Received 17 June 2015; Accepted 6 August 2015

Academic Editor: Semih Ergintav

Copyright © 2015 Hanlin Liu and Guoquan Wang. This is an open access article distributed under the Creative Commons Attribution License, which permits unrestricted use, distribution, and reproduction in any medium, provided the original work is properly cited.

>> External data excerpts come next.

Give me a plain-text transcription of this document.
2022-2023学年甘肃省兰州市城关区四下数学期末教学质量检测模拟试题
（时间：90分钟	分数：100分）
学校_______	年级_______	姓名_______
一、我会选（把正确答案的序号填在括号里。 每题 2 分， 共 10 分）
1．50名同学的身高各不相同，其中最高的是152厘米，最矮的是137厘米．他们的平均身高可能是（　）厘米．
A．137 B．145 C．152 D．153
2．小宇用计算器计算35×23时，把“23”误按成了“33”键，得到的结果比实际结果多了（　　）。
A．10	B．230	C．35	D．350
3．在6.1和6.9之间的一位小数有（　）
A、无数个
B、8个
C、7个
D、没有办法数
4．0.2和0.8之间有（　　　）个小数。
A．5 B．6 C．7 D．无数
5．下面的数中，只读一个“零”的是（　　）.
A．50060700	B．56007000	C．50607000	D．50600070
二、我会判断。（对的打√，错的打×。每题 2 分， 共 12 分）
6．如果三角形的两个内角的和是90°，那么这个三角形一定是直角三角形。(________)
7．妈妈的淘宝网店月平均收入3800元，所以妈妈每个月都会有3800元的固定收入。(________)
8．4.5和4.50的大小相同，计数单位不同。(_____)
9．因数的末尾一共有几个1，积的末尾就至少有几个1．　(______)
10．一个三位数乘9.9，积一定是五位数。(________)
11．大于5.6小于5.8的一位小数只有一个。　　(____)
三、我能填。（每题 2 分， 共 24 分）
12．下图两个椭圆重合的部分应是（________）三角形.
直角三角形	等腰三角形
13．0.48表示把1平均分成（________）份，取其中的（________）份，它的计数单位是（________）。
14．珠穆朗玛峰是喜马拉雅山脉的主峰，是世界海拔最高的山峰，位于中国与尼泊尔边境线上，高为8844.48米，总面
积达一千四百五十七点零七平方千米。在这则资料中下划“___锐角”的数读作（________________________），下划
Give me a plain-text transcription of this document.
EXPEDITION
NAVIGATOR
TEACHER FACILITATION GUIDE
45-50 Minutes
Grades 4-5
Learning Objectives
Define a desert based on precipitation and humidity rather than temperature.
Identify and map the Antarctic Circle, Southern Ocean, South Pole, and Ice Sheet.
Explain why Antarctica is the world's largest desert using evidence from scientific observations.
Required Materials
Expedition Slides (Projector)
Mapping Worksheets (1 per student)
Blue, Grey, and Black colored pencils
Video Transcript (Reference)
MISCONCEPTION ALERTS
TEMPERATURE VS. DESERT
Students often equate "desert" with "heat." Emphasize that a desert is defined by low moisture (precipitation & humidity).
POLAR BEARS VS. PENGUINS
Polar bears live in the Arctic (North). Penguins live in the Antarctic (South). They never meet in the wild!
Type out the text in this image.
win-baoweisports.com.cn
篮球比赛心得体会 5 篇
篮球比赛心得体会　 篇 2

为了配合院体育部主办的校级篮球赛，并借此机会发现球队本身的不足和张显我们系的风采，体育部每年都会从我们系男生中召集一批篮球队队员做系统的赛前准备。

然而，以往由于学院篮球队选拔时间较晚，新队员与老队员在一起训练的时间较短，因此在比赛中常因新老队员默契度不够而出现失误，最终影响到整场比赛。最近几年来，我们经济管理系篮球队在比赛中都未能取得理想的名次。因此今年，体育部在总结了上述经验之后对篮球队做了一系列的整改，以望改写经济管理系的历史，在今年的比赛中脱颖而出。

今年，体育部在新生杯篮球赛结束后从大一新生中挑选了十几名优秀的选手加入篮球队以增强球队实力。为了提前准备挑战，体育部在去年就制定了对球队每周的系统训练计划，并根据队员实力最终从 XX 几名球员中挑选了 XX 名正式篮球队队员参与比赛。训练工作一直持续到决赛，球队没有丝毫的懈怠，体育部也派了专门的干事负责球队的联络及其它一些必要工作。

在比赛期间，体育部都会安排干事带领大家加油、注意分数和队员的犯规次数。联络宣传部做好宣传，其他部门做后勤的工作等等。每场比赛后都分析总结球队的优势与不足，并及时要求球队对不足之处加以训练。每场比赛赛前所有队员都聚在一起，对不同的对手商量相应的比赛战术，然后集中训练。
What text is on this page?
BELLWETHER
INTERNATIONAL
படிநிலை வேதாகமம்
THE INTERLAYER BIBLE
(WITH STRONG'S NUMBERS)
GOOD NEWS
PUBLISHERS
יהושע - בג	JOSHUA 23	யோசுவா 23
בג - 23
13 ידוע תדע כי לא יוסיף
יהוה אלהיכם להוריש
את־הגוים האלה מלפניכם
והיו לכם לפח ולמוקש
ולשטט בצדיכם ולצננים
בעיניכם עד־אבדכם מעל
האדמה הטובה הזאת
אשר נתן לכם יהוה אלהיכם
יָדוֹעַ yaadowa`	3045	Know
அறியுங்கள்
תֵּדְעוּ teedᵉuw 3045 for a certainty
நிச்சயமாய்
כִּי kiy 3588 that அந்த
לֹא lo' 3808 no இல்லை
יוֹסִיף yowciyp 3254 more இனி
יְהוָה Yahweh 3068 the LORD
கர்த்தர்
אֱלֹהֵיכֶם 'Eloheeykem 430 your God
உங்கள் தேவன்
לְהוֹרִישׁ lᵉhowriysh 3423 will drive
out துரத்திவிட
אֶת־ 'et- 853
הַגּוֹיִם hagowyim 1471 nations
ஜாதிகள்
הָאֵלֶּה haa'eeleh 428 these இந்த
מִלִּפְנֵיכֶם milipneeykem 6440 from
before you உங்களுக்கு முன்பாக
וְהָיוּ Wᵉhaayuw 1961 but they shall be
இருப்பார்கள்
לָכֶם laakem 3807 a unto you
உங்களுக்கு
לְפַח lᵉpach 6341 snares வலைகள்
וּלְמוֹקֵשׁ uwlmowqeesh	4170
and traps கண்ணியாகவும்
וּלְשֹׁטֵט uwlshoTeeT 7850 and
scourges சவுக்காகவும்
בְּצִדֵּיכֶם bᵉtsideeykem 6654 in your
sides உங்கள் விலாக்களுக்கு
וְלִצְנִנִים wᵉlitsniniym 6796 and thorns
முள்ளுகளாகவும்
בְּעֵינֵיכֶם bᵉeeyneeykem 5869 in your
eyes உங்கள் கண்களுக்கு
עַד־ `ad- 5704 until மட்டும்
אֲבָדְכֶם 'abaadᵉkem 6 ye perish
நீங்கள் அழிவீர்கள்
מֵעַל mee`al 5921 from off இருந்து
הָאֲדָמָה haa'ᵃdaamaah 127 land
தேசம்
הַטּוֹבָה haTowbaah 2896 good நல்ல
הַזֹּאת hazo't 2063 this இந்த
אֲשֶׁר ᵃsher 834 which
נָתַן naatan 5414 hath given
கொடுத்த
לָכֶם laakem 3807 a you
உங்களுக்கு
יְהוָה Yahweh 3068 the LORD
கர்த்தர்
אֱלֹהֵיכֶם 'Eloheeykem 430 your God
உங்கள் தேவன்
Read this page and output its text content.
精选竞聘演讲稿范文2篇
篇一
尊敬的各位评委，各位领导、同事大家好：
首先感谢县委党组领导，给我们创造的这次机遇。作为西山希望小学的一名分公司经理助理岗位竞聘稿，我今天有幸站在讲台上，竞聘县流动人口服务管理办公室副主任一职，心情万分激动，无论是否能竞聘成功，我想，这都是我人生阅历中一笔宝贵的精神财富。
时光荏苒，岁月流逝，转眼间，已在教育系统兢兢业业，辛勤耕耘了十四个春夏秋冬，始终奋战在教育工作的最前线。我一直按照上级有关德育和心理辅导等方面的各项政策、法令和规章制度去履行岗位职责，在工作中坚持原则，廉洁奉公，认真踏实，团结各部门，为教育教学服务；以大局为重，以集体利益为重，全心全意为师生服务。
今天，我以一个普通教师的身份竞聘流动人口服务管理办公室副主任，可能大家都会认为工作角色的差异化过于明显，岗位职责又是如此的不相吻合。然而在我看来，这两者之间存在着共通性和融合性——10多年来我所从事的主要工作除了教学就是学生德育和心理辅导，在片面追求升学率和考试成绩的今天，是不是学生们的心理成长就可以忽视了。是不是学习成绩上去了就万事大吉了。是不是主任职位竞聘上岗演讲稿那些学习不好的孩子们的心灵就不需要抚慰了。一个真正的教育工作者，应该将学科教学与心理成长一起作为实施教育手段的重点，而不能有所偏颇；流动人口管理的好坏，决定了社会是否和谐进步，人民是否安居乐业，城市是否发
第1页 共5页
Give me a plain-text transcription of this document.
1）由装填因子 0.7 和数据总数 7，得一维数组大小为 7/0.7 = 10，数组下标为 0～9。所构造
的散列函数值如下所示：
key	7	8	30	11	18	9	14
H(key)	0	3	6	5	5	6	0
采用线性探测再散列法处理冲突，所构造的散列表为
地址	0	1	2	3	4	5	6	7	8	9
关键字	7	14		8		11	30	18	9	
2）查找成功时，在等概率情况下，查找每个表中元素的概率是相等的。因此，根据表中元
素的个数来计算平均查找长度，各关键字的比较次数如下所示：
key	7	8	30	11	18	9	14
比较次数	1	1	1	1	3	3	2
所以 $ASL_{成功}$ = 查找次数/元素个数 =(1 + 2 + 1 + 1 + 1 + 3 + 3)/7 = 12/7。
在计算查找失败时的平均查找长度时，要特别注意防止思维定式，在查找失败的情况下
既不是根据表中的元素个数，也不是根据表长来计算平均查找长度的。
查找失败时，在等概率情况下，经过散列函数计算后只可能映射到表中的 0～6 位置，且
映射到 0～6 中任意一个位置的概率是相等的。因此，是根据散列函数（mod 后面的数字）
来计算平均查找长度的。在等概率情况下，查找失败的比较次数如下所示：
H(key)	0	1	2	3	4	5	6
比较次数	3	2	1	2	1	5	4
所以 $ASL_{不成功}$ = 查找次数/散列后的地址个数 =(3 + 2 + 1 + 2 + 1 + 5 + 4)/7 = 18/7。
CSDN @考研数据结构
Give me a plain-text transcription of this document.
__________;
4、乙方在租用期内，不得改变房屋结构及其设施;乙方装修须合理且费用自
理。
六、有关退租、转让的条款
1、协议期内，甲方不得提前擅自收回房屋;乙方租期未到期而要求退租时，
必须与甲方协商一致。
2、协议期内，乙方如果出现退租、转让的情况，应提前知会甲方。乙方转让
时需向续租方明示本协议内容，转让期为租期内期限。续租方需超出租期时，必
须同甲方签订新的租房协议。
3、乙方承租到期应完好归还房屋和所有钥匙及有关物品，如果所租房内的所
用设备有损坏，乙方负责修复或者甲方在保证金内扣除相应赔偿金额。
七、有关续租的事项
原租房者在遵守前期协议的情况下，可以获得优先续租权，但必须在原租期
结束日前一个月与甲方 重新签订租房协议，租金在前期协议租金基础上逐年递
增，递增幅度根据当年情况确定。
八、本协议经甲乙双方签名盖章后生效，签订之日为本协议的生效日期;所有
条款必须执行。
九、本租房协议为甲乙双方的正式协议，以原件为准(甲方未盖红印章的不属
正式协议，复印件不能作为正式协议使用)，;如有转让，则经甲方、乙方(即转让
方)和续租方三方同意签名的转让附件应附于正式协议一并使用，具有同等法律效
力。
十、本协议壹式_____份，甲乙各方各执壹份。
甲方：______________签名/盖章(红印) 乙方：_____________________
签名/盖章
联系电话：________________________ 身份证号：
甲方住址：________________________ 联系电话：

St. Croix is located inside the sweep of the Lesser Antilles arc and near the southeastern edge of the Greater Antillean ridge. It is separated from the Puerto Rico and the Northern Virgin Islands (PRNVI) block by the Virgin Islands basin. Recent seismic activities demonstrate that the Virgin Islands basin is tectonically active. A better understanding of fault activities in the basin would improve seismic hazard assessment in this region. This study illustrates out a detailed way of deriving relative motion between St. Croix and the PRNVI block using current GPS geodesy infrastructure in the PRVI region. The local geodesy infrastructure includes over 20 continuous GPS stations and a Stable PRNVI Reference Frame (SPRNVIRF). Twenty-year continuous GPS observations (1995–2014) on St. Croix indicate that the island is presently moving away from the PRNVI block toward the southeast (S55°E) at a steady rate of 1.7 mm/year. The velocity vector can be decomposed into two 1.2 mm/year components along the long-axis and short-axis directions of the rhomboidal Virgin Islands basin. Quantitative results indicate that the Virgin Islands basin presently experiences left-lateral motion in a nearly east-west direction and extension in a nearly north-south direction.